In conclusion, the simple moving average crossing may not capture the local maximum point (selling point) efficiently, due to the lags of moving average. In addition, the strategy may not perform well during the turbulance (prices fluctuate or the slope the long-term average is around zero.)

Hence, we redesign the buy(sell) algorithm to be stock price crossing the long-term from below(above), with an increasing(decreasing) gap between EMAs, while maintaining a trend of long-term EMA. 

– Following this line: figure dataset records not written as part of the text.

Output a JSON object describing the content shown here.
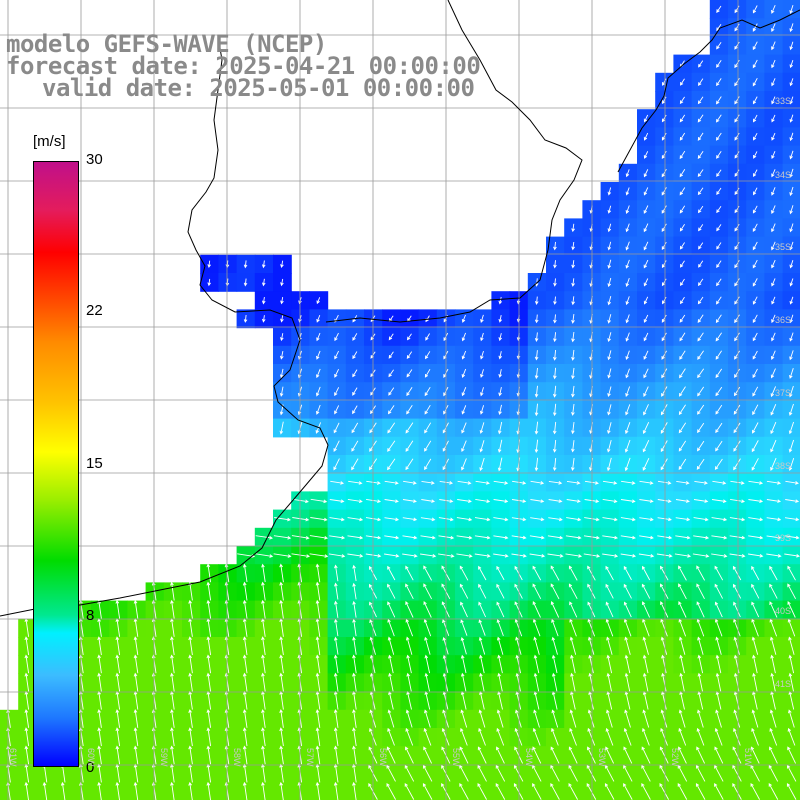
{
  "header": {
    "line1": "modelo GEFS-WAVE (NCEP)",
    "line2": "forecast date: 2025-04-21 00:00:00",
    "line3": "valid date: 2025-05-01 00:00:00"
  },
  "colorbar": {
    "unit": "[m/s]",
    "ticks": [
      "30",
      "22",
      "15",
      "8",
      "0"
    ],
    "min": 0,
    "max": 30
  },
  "map": {
    "field": "wave / wind speed with direction arrows",
    "gridlines": true,
    "latitude_labels": [
      "33S",
      "34S",
      "35S",
      "36S",
      "37S",
      "38S",
      "39S",
      "40S",
      "41S"
    ],
    "longitude_labels": [
      "61W",
      "60W",
      "59W",
      "58W",
      "57W",
      "56W",
      "55W",
      "54W",
      "53W",
      "52W",
      "51W"
    ]
  }
}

### Algorithm application on other stocks

In [281]:
aapl = pd.read_csv("data/AAPL.csv", index_col = 0)
amzn = pd.read_csv("data/AMZN.csv", index_col = 0)
googl = pd.read_csv("data/GOOGL.csv", index_col = 0)

In [283]:
aapl_data = EMA_calculate_2(aapl, buy_threshold = -0.001, sell_threshold = 0.001)
EMA_visual(aapl_data)

In [284]:
amzn_data = EMA_calculate_2(amzn, buy_threshold = -0.001, sell_threshold = 0.001)
EMA_visual(amzn_data)

In [285]:
googl_data = EMA_calculate_2(googl, buy_threshold = -0.001, sell_threshold = 0.001)
EMA_visual(googl_data)

From the applications of other stocks, we can see that the updated algorithm can also capture runs of rise in the stock prices. At the same time, the timing for buying/selling is closer to the bottoms/tops.